Why Include Alumni In The Employee Experience?

When you value your alumni program and give this step as much focus as the employee experience, it opens the doors to continued collaboration and networking. Our research shows the unarticulated value of an alumni program can include:

  1. Access to project and contingent workers
  2. Alumni become brand ambassadors for the business
  3. Diversity and inclusion can be addressed through a diverse talent pool
  4. Sales and business development contacts
  5. Graduate recruiting, including boomerang hires and referrals
  6. Candidates for empowering ERG groups
  7. Investor interest from alumni who own stocks
  8. Support for CSR efforts
  9. Support system from innovators, movers, and shakers in their respective fields
  10. Global mentoring opportunities

Top Companies With An Existing Alumni Program

Not surprisingly, many successful organizations have a corporate alumni program in place.

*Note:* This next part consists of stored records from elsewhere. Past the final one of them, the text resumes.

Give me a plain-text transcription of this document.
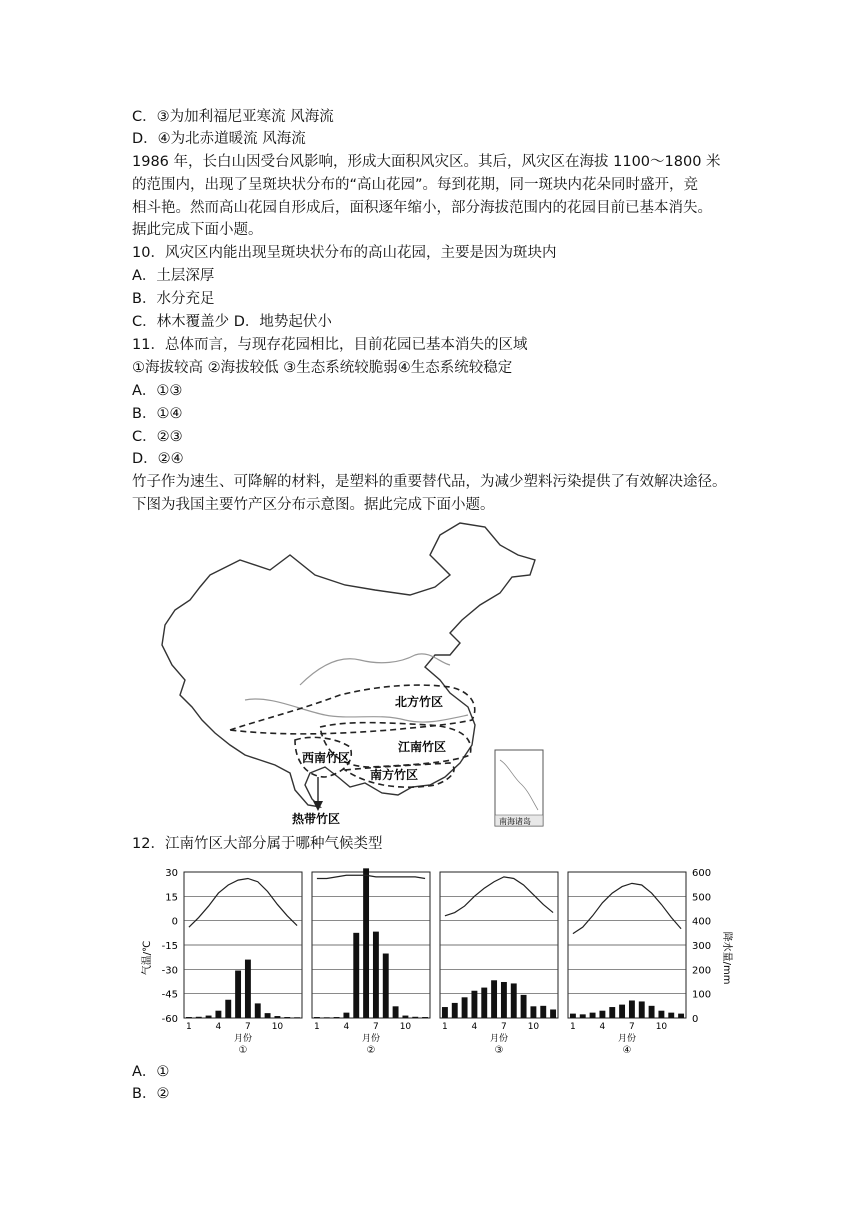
C．③为加利福尼亚寒流 风海流
D．④为北赤道暖流 风海流
1986 年，长白山因受台风影响，形成大面积风灾区。其后，风灾区在海拔 1100～1800 米
的范围内，出现了呈斑块状分布的“高山花园”。每到花期，同一斑块内花朵同时盛开，竞
相斗艳。然而高山花园自形成后，面积逐年缩小，部分海拔范围内的花园目前已基本消失。
据此完成下面小题。
10．风灾区内能出现呈斑块状分布的高山花园，主要是因为斑块内
A．土层深厚
B．水分充足
C．林木覆盖少 D．地势起伏小
11．总体而言，与现存花园相比，目前花园已基本消失的区域
①海拔较高 ②海拔较低 ③生态系统较脆弱④生态系统较稳定
A．①③
B．①④
C．②③
D．②④
竹子作为速生、可降解的材料，是塑料的重要替代品，为减少塑料污染提供了有效解决途径。
下图为我国主要竹产区分布示意图。据此完成下面小题。
北方竹区
江南竹区
西南竹区
南方竹区
热带竹区	南海诸岛
12．江南竹区大部分属于哪种气候类型
30
15
0
-15
-30
-45
-60
600
500
400
300
200
100
0
1	4	7 10
月份
①
1	4	7 10
月份
②
1	4	7 10
月份
③
1	4	7 10
月份
④
气温/℃	降水量/mm
A．①
B．②
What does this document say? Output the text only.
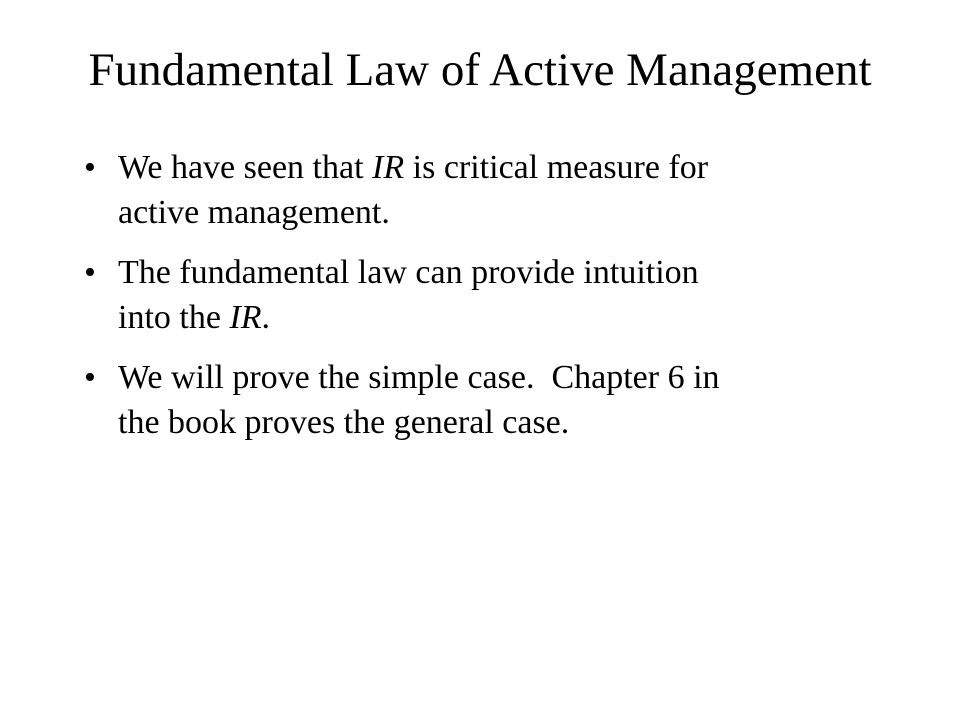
Fundamental Law of Active Management
• We have seen that IR is critical measure for
active management.
• The fundamental law can provide intuition
into the IR.
• We will prove the simple case.  Chapter 6 in
the book proves the general case.
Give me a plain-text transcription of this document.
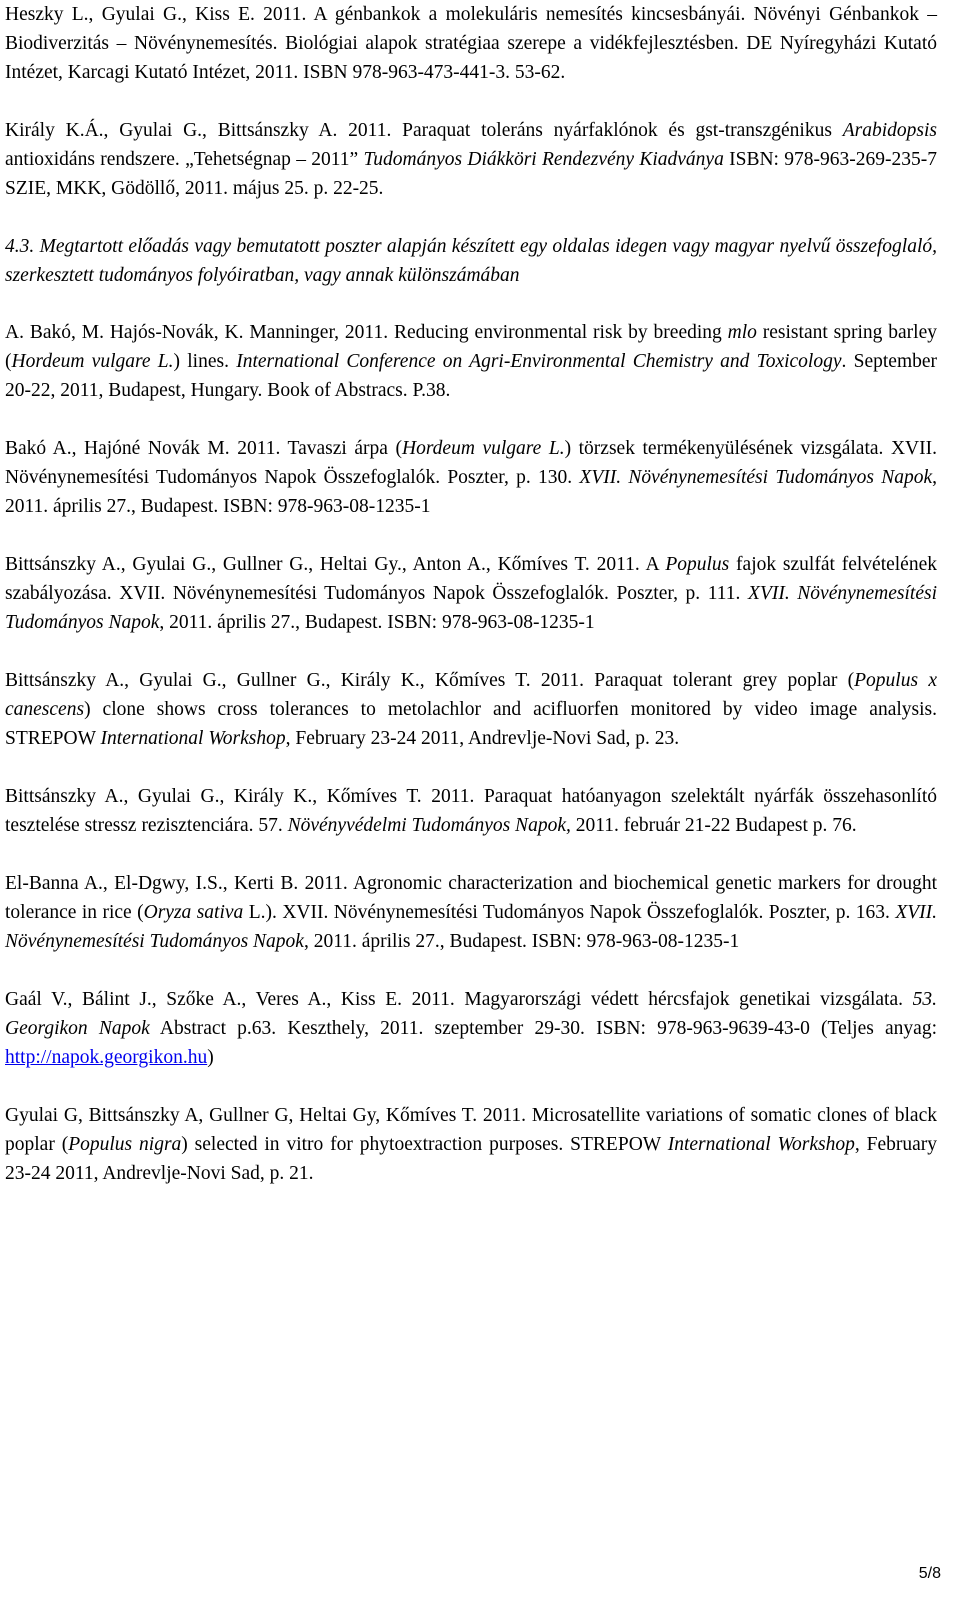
Heszky L., Gyulai G., Kiss E. 2011. A génbankok a molekuláris nemesítés kincsesbányái. Növényi Génbankok – Biodiverzitás – Növénynemesítés. Biológiai alapok stratégiaa szerepe a vidékfejlesztésben. DE Nyíregyházi Kutató Intézet, Karcagi Kutató Intézet, 2011. ISBN 978-963-473-441-3. 53-62.

Király K.Á., Gyulai G., Bittsánszky A. 2011. Paraquat toleráns nyárfaklónok és gst-transzgénikus Arabidopsis antioxidáns rendszere. „Tehetségnap – 2011” Tudományos Diákköri Rendezvény Kiadványa ISBN: 978-963-269-235-7 SZIE, MKK, Gödöllő, 2011. május 25. p. 22-25.

4.3. Megtartott előadás vagy bemutatott poszter alapján készített egy oldalas idegen vagy magyar nyelvű összefoglaló, szerkesztett tudományos folyóiratban, vagy annak különszámában

A. Bakó, M. Hajós-Novák, K. Manninger, 2011. Reducing environmental risk by breeding mlo resistant spring barley (Hordeum vulgare L.) lines. International Conference on Agri-Environmental Chemistry and Toxicology. September 20-22, 2011, Budapest, Hungary. Book of Abstracs. P.38.

Bakó A., Hajóné Novák M. 2011. Tavaszi árpa (Hordeum vulgare L.) törzsek termékenyülésének vizsgálata. XVII. Növénynemesítési Tudományos Napok Összefoglalók. Poszter, p. 130. XVII. Növénynemesítési Tudományos Napok, 2011. április 27., Budapest. ISBN: 978-963-08-1235-1

Bittsánszky A., Gyulai G., Gullner G., Heltai Gy., Anton A., Kőmíves T. 2011. A Populus fajok szulfát felvételének szabályozása. XVII. Növénynemesítési Tudományos Napok Összefoglalók. Poszter, p. 111. XVII. Növénynemesítési Tudományos Napok, 2011. április 27., Budapest. ISBN: 978-963-08-1235-1

Bittsánszky A., Gyulai G., Gullner G., Király K., Kőmíves T. 2011. Paraquat tolerant grey poplar (Populus x canescens) clone shows cross tolerances to metolachlor and acifluorfen monitored by video image analysis. STREPOW International Workshop, February 23-24 2011, Andrevlje-Novi Sad, p. 23.

Bittsánszky A., Gyulai G., Király K., Kőmíves T. 2011. Paraquat hatóanyagon szelektált nyárfák összehasonlító tesztelése stressz rezisztenciára. 57. Növényvédelmi Tudományos Napok, 2011. február 21-22 Budapest p. 76.

El-Banna A., El-Dgwy, I.S., Kerti B. 2011. Agronomic characterization and biochemical genetic markers for drought tolerance in rice (Oryza sativa L.). XVII. Növénynemesítési Tudományos Napok Összefoglalók. Poszter, p. 163. XVII. Növénynemesítési Tudományos Napok, 2011. április 27., Budapest. ISBN: 978-963-08-1235-1

Gaál V., Bálint J., Szőke A., Veres A., Kiss E. 2011. Magyarországi védett hércsfajok genetikai vizsgálata. 53. Georgikon Napok Abstract p.63. Keszthely, 2011. szeptember 29-30. ISBN: 978-963-9639-43-0 (Teljes anyag: http://napok.georgikon.hu)

Gyulai G, Bittsánszky A, Gullner G, Heltai Gy, Kőmíves T. 2011. Microsatellite variations of somatic clones of black poplar (Populus nigra) selected in vitro for phytoextraction purposes. STREPOW International Workshop, February 23-24 2011, Andrevlje-Novi Sad, p. 21.

5/8
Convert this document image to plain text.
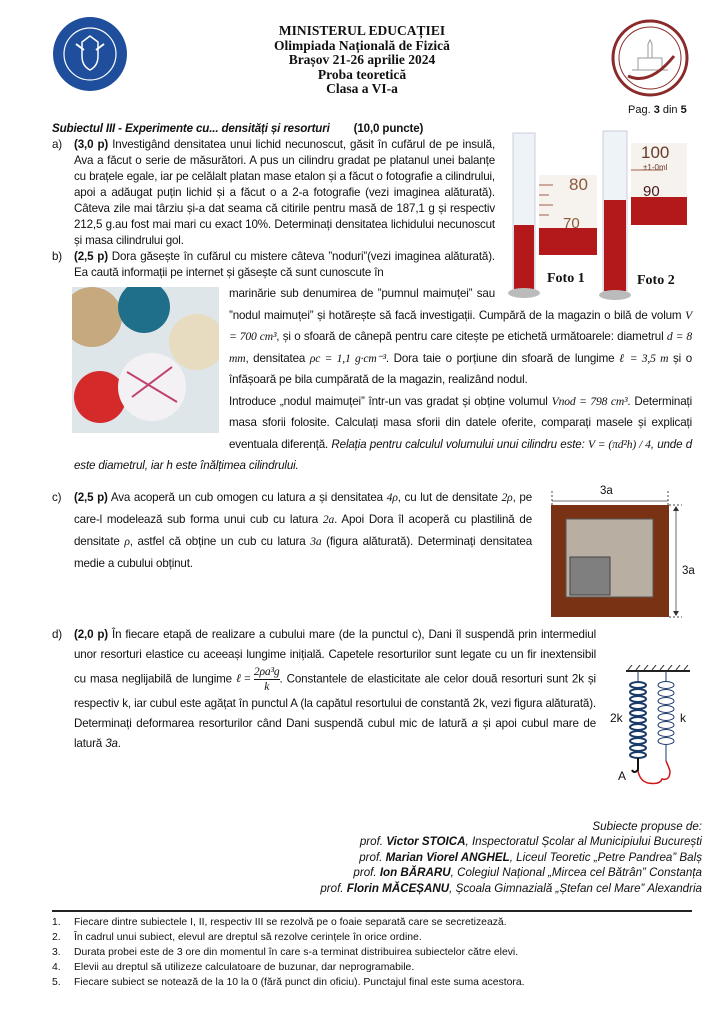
MINISTERUL EDUCAȚIEI
Olimpiada Națională de Fizică
Brașov 21-26 aprilie 2024
Proba teoretică
Clasa a VI-a
Pag. 3 din 5
80
70
100
±1-0ml
90
Foto 1	Foto 2
Subiectul III - Experimente cu... densități și resorturi (10,0 puncte)
a) (3,0 p) Investigând densitatea unui lichid necunoscut, găsit în cufărul de pe insulă, Ava a făcut o serie de măsurători. A pus un cilindru gradat pe platanul unei balanțe cu brațele egale, iar pe celălalt platan mase etalon și a făcut o fotografie a cilindrului, apoi a adăugat puțin lichid și a făcut o a 2-a fotografie (vezi imaginea alăturată). Câteva zile mai târziu și-a dat seama că citirile pentru masă de 187,1 g și respectiv 212,5 g.au fost mai mari cu exact 10%. Determinați densitatea lichidului necunoscut și masa cilindrului gol.
b) (2,5 p) Dora găsește în cufărul cu mistere câteva ”noduri”(vezi imaginea alăturată). Ea caută informații pe internet și găsește că sunt cunoscute în
marinărie sub denumirea de ”pumnul maimuței” sau ”nodul maimuței” și hotărește să facă investigații. Cumpără de la magazin o bilă de volum V = 700 cm³, și o sfoară de cânepă pentru care citește pe etichetă următoarele: diametrul d = 8 mm, densitatea ρc = 1,1 g·cm⁻³. Dora taie o porțiune din sfoară de lungime ℓ = 3,5 m și o înfășoară pe bila cumpărată de la magazin, realizând nodul.
Introduce „nodul maimuței” într-un vas gradat și obține volumul Vnod = 798 cm³. Determinați masa sforii folosite. Calculați masa sforii din datele oferite, comparați masele și explicați eventuala diferență. Relația pentru calculul volumului unui cilindru este: V = (πd²h) / 4, unde d este diametrul, iar h este înălțimea cilindrului.
3a
3a
c) (2,5 p) Ava acoperă un cub omogen cu latura a și densitatea 4ρ, cu lut de densitate 2ρ, pe care-l modelează sub forma unui cub cu latura 2a. Apoi Dora îl acoperă cu plastilină de densitate ρ, astfel că obține un cub cu latura 3a (figura alăturată). Determinați densitatea medie a cubului obținut.
2k	k
A
d) (2,0 p) În fiecare etapă de realizare a cubului mare (de la punctul c), Dani îl suspendă prin intermediul unor resorturi elastice cu aceeași lungime inițială. Capetele resorturilor sunt legate cu un fir inextensibil cu masa neglijabilă de lungime ℓ = $\frac{\text{2ρa³g}}{k}$ . Constantele de elasticitate ale celor două resorturi sunt 2k și respectiv k, iar cubul este agățat în punctul A (la capătul resortului de constantă 2k, vezi figura alăturată). Determinați deformarea resorturilor când Dani suspendă cubul mic de latură a și apoi cubul mare de latură 3a.
Subiecte propuse de:
prof. Victor STOICA, Inspectoratul Școlar al Municipiului București
prof. Marian Viorel ANGHEL, Liceul Teoretic „Petre Pandrea” Balș
prof. Ion BĂRARU, Colegiul Național „Mircea cel Bătrân” Constanța
prof. Florin MĂCEȘANU, Școala Gimnazială „Ștefan cel Mare” Alexandria
1. Fiecare dintre subiectele I, II, respectiv III se rezolvă pe o foaie separată care se secretizează.
2. În cadrul unui subiect, elevul are dreptul să rezolve cerințele în orice ordine.
3. Durata probei este de 3 ore din momentul în care s-a terminat distribuirea subiectelor către elevi.
4. Elevii au dreptul să utilizeze calculatoare de buzunar, dar neprogramabile.
5. Fiecare subiect se notează de la 10 la 0 (fără punct din oficiu). Punctajul final este suma acestora.
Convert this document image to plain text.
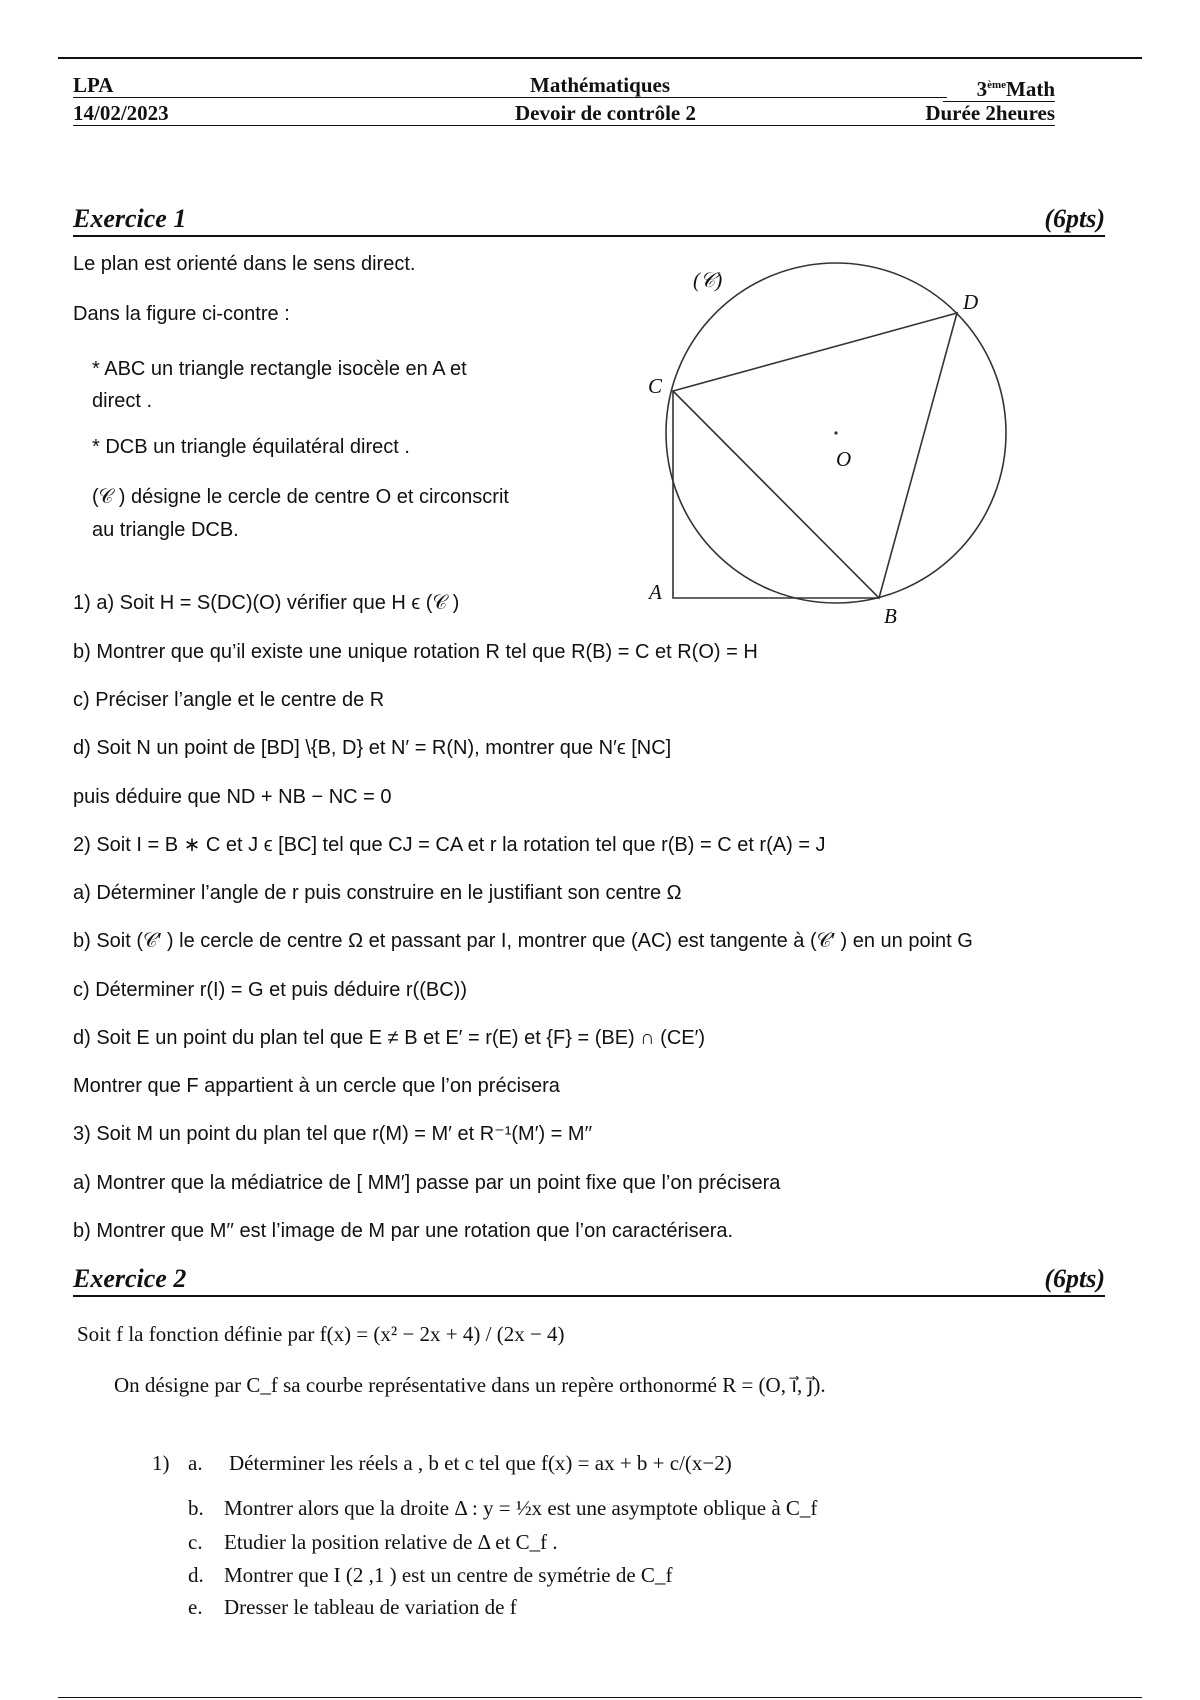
LPA	Mathématiques	3èmeMath
14/02/2023	Devoir de contrôle 2	Durée 2heures
Exercice 1	(6pts)
Le plan est orienté dans le sens direct.
Dans la figure ci-contre :
* ABC un triangle rectangle isocèle en A et
direct .
* DCB un triangle équilatéral direct .
(𝒞 ) désigne le cercle de centre O et circonscrit
au triangle DCB.
1) a) Soit H = S(DC)(O) vérifier que H ϵ (𝒞 )
b) Montrer que qu’il existe une unique rotation R tel que R(B) = C et R(O) = H
c) Préciser l’angle et le centre de R
d) Soit N un point de [BD] \{B, D} et N′ = R(N), montrer que N′ϵ [NC]
puis déduire que ND + NB − NC = 0
2) Soit I = B ∗ C et J ϵ [BC] tel que CJ = CA et r la rotation tel que r(B) = C et r(A) = J
a) Déterminer l’angle de r puis construire en le justifiant son centre Ω
b) Soit (𝒞′ ) le cercle de centre Ω et passant par I, montrer que (AC) est tangente à (𝒞′ ) en un point G
c) Déterminer r(I) = G et puis déduire r((BC))
d) Soit E un point du plan tel que E ≠ B et E′ = r(E) et {F} = (BE) ∩ (CE′)
Montrer que F appartient à un cercle que l’on précisera
3) Soit M un point du plan tel que r(M) = M′ et R⁻¹(M′) = M′′
a) Montrer que la médiatrice de [ MM′] passe par un point fixe que l’on précisera
b) Montrer que M′′ est l’image de M par une rotation que l’on caractérisera.
(𝒞)
D
C
O
A
B
Exercice 2	(6pts)
Soit f la fonction définie par f(x) = (x² − 2x + 4) / (2x − 4)
On désigne par C_f sa courbe représentative dans un repère orthonormé R = (O, i⃗, j⃗).
1) a. Déterminer les réels a , b et c tel que f(x) = ax + b + c/(x−2)
b. Montrer alors que la droite Δ : y = ½x est une asymptote oblique à C_f
c. Etudier la position relative de Δ et C_f .
d. Montrer que I (2 ,1 ) est un centre de symétrie de C_f
e. Dresser le tableau de variation de f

Through it, they are able to keep in touch and engage with their ex-employees, retirees, contingent and contract workforce to reap the rewards of an alumni program.

We touch on the Top 10 alumni networks in greater detail in this post. Still, a glance over it shows that some of the notable organizations investing heavily into an end-to-end employee experience include P&G, McKinsey, Coca-Cola, Nestle, Lufthansa, Citi, and Microsoft, to name a few.

Leading by example, these are just some of the big names that now include alumni under the umbrella of their total workforce strategy.

Final Thoughts

Factoring alumni into the employee journey means you’ll be better positioned to provide them with a consistent and positive experience with your business. In turn, this will lead to a more dynamic network that’s ready to step up to the plate when the organization calls. Many big-name Fortune 500 companies agree with this approach and set up their alumni platforms to be a valuable resource for their entire workforce contingent.